One really hard decision was what to do with my project boat, the 1962 Fabuglas “Commodore” I’d been working on for three years. Bringing “Sea Dreams,” my 1977 Regal, was a given. I also wanted to keep my utility trailer, at least until we’d have our own house again. After some thought I realized that I needed to leave the Fabuglas behind.
So, I placed ads on the Internet, in newspapers, and local bulletin boards for furniture and the Fabuglas. Meanwhile, Winnie had acquired a lot boxes from the restaurant before she left, and used them to pack. I started cleaning out the attic areas of the house, garage, and shop, and sorting out what I wanted to keep.
I also needed to complete some repairs to our house, still. We officially listed our house with a Realtor Sunday, September 17. It was another deep breath moment as I committed myself to doing something I once thought could never possibly happen; sell my dream house I retired to and expended so much sweat and treasure maintaining. But it was okay.
As part of the discussions with the Realtor, Kathy, we agreed on what repairs needed to be completed before we left. The list looked impossibly long considering everything else that needed to be done for our move. but Winnie was convinced we could do everything ourselves, and she ended up being almost correct.

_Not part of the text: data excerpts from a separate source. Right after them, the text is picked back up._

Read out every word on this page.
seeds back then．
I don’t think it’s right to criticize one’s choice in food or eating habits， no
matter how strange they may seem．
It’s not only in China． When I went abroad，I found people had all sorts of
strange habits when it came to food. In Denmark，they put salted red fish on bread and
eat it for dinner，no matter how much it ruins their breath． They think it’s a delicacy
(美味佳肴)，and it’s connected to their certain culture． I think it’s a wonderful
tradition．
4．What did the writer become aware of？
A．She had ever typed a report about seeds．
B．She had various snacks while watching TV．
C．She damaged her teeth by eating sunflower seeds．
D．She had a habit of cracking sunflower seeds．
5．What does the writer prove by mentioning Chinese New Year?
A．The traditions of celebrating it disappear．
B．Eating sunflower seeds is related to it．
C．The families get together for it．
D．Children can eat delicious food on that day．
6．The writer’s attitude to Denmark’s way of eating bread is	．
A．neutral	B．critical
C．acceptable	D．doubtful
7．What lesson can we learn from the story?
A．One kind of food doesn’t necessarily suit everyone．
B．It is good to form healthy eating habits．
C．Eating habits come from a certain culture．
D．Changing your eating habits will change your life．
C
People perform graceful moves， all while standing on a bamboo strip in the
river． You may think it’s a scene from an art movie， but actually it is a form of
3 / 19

After two weeks of advertising our large furniture pieces for sale I’d only sold one item, my venerable drawing table; the first large piece of furniture I’d ever purchased and dragged around all over the world. But it did go to a good home. For the rest, I called an estate liquidators and made arrangements to have everything else sold at an upcoming auction.
I also sold my 1962 Fabuglas boat project – for $1.00. I’d posted in on E-Bay but had no bidders when the suction ended. Then the day after the E-Bay auction ended friends from the Camera Club dropped by. We started talking about the boat, then I offered it to them on, if they wanted to finish the project. They agreed, and they left with the boat, trailer, and all the vintage fittings I’d acquired, a vintage Fabuglas brochure, and all the pieces I’d built during the three years I’d worked on it.
My last day at work was Thursday, September 29. There was no going away party, no goodbye/good luck card, and several people I had worked with for upwards of five years couldn’t even bother to get out of their seat to shake hands as I came around saying goodbye. I did feel hurt, but the coldness and lack of civility from my co-workers was part of the reason I decided to move on anyway. My supervisors were extremely decent to me the final two weeks, even to the point of recommending and helping me copy open-source publications that would be good reference material for my future job.